When our marketing manager visited the Rijksmuseum in Amsterdam in 2024, she was struck not just by the beauty of the Dutch masters’ work, but by the complicated history behind each brushstroke. The pomegranate, the porcelain vase, the tulip—none of them native to the Netherlands. They were imported. Desired. Symbols of status built on the back of global trade routes and colonial expansion.
So we asked ourselves: what would our version of still life food photography look like if it centered not wealth, but connection? Not empire, but community? What if instead of glorifying the exotic and unattainable, we celebrated what connects all of us: soil, seasons, and the people who grow our food?
Winter Still Life: A Story of Interdependence

Our first still life came together in winter, a season when North Carolina’s fields offer just a few hardy crops. To reflect this, we included organic produce grown across the U.S.—citrus from California, root vegetables from the Midwest, and leafy greens from the Southeast.
Each item in the composition tells a story of collaboration. Farmers, packers, drivers, and distributors all play a role in making fresh, organic food available even in the off-season. In this way, the still life mirrors the Dutch tradition of showcasing goods from around the world. But instead of emphasizing luxury, our arrangement highlights the interdependence that sustains our food system.
As a quiet nod to the symbolism often found in 17th-century Dutch still life paintings, we also included a dried sweet potato and a dried magnolia bloom. Dutch artists frequently used fading flowers or overripe fruit to reflect on mortality—the idea that all things, no matter how beautiful or bountiful, are temporary. Our version speaks to a similar truth: seasons shift, harvests come and go, but what endures is the cycle itself and the people who work within it.
Spring Still Life: A Celebration of Place

Come spring, our still life shifted. Suddenly, North Carolina’s soil was bursting with life. We created a composition using only local, organic produce—leafy kale, red radishes, sweet strawberries.
We included a tulip and a vase from Delft, Holland, a nod to Dutch history and artistry. But instead of empire, our spring still life honored what’s grown right here. It uplifts not just the beauty of food, but the hands that plant, tend, and harvest it.

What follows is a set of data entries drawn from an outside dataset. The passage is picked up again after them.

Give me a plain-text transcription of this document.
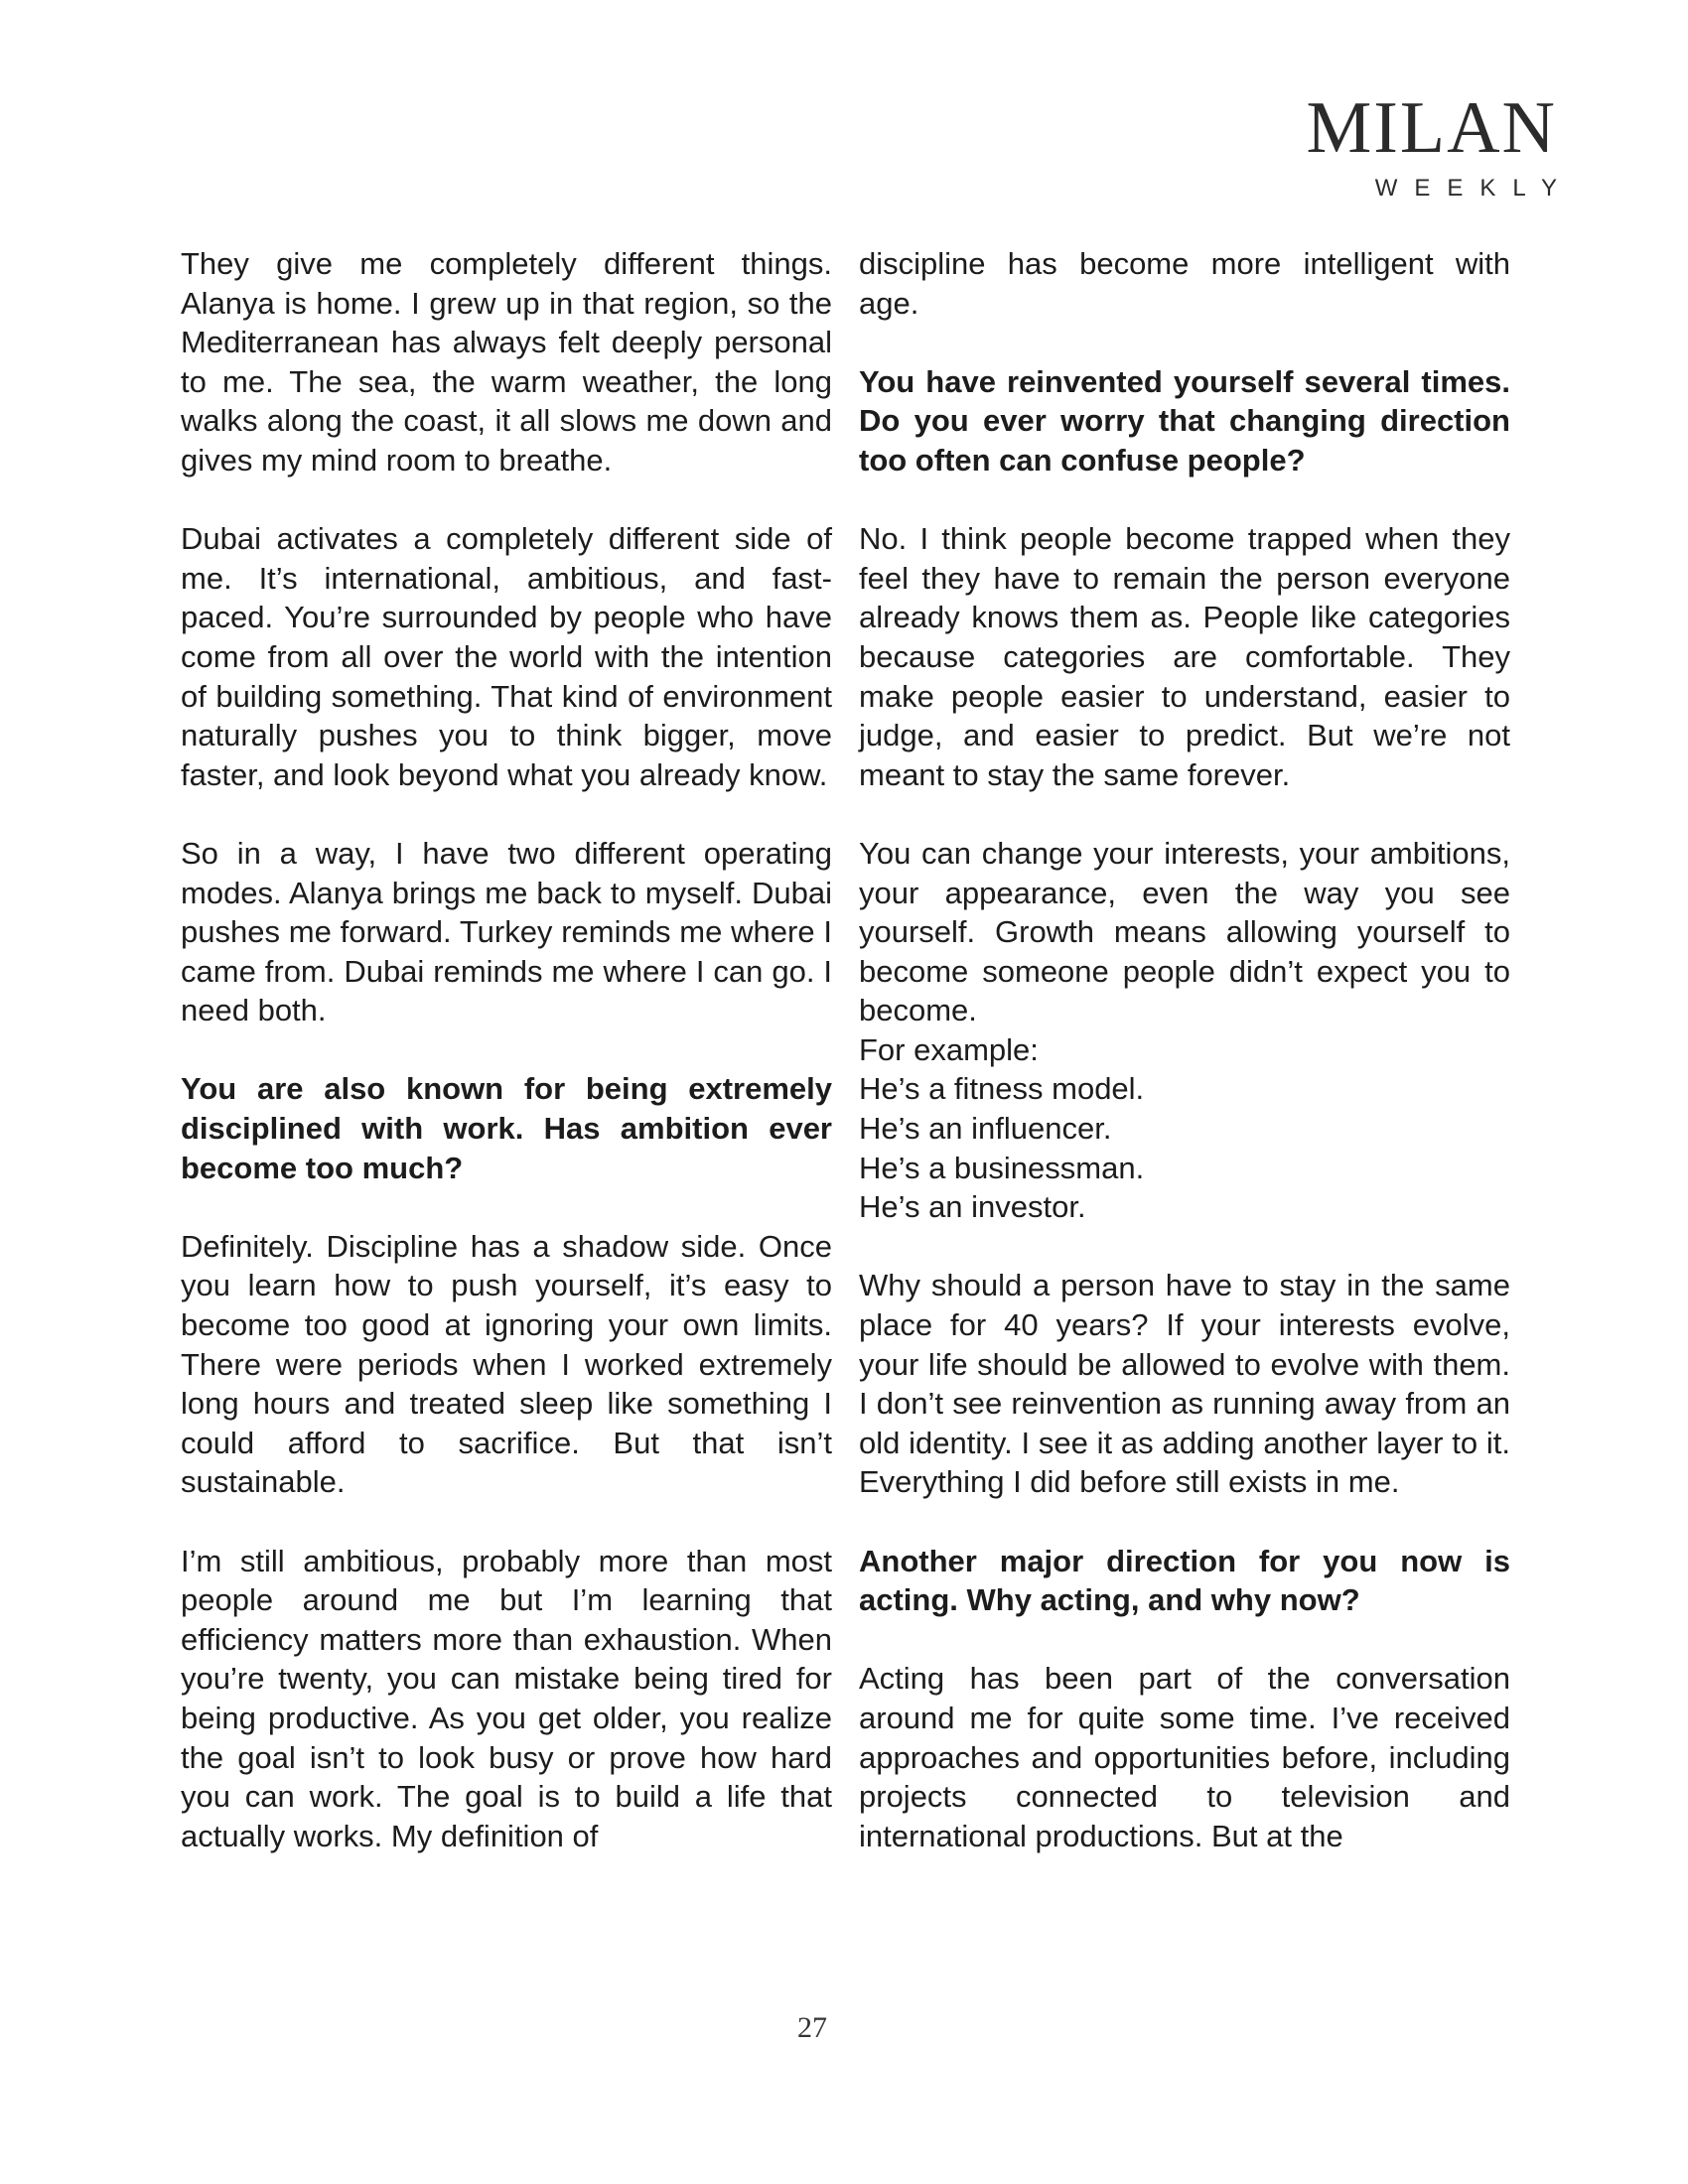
MILAN
WEEKLY

They give me completely different things. Alanya is home. I grew up in that region, so the Mediterranean has always felt deeply personal to me. The sea, the warm weather, the long walks along the coast, it all slows me down and gives my mind room to breathe.

Dubai activates a completely different side of me. It’s international, ambitious, and fast-paced. You’re surrounded by people who have come from all over the world with the intention of building something. That kind of environment naturally pushes you to think bigger, move faster, and look beyond what you already know.

So in a way, I have two different operating modes. Alanya brings me back to myself. Dubai pushes me forward. Turkey reminds me where I came from. Dubai reminds me where I can go. I need both.

You are also known for being extremely disciplined with work. Has ambition ever become too much?

Definitely. Discipline has a shadow side. Once you learn how to push yourself, it’s easy to become too good at ignoring your own limits. There were periods when I worked extremely long hours and treated sleep like something I could afford to sacrifice. But that isn’t sustainable.

I’m still ambitious, probably more than most people around me but I’m learning that efficiency matters more than exhaustion. When you’re twenty, you can mistake being tired for being productive. As you get older, you realize the goal isn’t to look busy or prove how hard you can work. The goal is to build a life that actually works. My definition of

discipline has become more intelligent with age.

You have reinvented yourself several times. Do you ever worry that changing direction too often can confuse people?

No. I think people become trapped when they feel they have to remain the person everyone already knows them as. People like categories because categories are comfortable. They make people easier to understand, easier to judge, and easier to predict. But we’re not meant to stay the same forever.

You can change your interests, your ambitions, your appearance, even the way you see yourself. Growth means allowing yourself to become someone people didn’t expect you to become.

For example:
He’s a fitness model.
He’s an influencer.
He’s a businessman.
He’s an investor.

Why should a person have to stay in the same place for 40 years? If your interests evolve, your life should be allowed to evolve with them. I don’t see reinvention as running away from an old identity. I see it as adding another layer to it. Everything I did before still exists in me.

Another major direction for you now is acting. Why acting, and why now?

Acting has been part of the conversation around me for quite some time. I’ve received approaches and opportunities before, including projects connected to television and international productions. But at the

27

This is art with dirt under its nails.
A New Kind of Still Life
In reimagining still life for today, we wanted to honor the tradition while sharing a different message. The Dutch gave us stunning paintings that focused on materialism, mortality, and power. They laid the foundation for this type of art so that we could focus on resilience, interdependence, and the unsung heroes of our food system—farmers, fieldworkers, and soil itself.
Yes, still life is about beauty. Beauty can hold different meanings for everyone. It can mean luxury, and it also can mean honesty. Seasonality. Care. It can mean celebrating the very ordinary things that sustain us all.
Our food system is complex. But within that complexity, there is also connection. That’s the story we want our still life images to tell.